Honeymoon Killers - Hung Far Low (Fist Puppet)

How did that one end up on my list I haven’t the slightest clue. The cassette I had was obliterated by a 8-track adapter after being played to death and the copy I had made is nowhere to be found (someone liked it more than I do). I think the most probable reason is the collaboration of Jon Spencer on that record, a musician I started following in Pussy Galore and didn’t let up until the end of the 1990s while he was in his Blues Explosion. The record starts with Mad Dog, a rave-up, as dirty and bluesy as possible, that gets derailed by the wild drumming of Russell Sims. The guitar interplay and mangled vocals recall The Cramps but shredded through a blender of hisses. The second song has tortured vocals that sound like a crying child or a distorted harmonica, and after skipping on a blues motif gets straight to rave-up until we’re unsure if Spencer or Teel is on vocal duties. Mr. Big Stuff goes back to dirty blues with a throbbing bass to the forefront.
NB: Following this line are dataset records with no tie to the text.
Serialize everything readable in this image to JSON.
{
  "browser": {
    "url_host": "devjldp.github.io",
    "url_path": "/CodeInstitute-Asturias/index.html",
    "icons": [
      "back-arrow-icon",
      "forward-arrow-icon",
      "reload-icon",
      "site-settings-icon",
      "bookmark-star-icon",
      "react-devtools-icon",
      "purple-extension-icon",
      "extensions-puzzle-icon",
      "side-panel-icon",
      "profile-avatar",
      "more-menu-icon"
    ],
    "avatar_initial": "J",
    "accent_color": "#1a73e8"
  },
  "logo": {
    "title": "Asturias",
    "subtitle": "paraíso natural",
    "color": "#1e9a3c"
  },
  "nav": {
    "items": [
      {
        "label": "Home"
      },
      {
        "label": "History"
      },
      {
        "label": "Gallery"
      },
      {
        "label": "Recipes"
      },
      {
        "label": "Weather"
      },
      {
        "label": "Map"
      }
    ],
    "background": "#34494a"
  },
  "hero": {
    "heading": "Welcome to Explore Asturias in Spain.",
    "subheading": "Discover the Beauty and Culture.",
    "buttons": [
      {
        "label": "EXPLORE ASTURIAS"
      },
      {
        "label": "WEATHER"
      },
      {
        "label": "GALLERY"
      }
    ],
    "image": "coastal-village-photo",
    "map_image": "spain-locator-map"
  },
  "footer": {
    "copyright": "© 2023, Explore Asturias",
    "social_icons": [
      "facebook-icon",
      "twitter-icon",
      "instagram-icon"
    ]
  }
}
The real centerpiece of the album is the 7 minute Vanna White (Goddess of Love)/You Can’t Do That, which unfurls like a very (very) drunk seventies era Rolling Stones boogie which pauses almost ineptly, only to restart again in rave-up and guitar interplay. Quittin’ Time slows the tempo towards a more mud-soaked delta blues approach, before twanging and squeezing instruments helicoidally, the guitars twisting around a drum motif that is more jerk and tear, a strategy which would be later applied in Blue Explosion. Devil’s Jump focused on the music and could be the most ‘traditional’ number of the band, with percussive strumming and marching beat, until the end is twisted out of form à la Pussy Galore. Tanks A Lot is more of a rocker but adds congas and Fannie Mae goes back to the voodoobilly roots of HK that winds up and down but never lets up, with the next short bursts – Scootch Says and Something’s Wrong -- bringing the listener further into the black wall of noise that is simultaneously groovy dissonant and dirty, which only maybe Sonic Youth or Band Of Susans can do better.The album ends on puns on song names, one by Hooker (Madwoman Blues) where we finally hear the raucous and wonderfully unintelligible vocals of the bass player, Lisa Wells, and another by Zeppelin (Whole Lotta Crap) that end with maximally distorted vocals, bass and guitars added to the stellar pounding drums by Russell Simms.
Never has messing around a studio sounded so disgustingly perfect.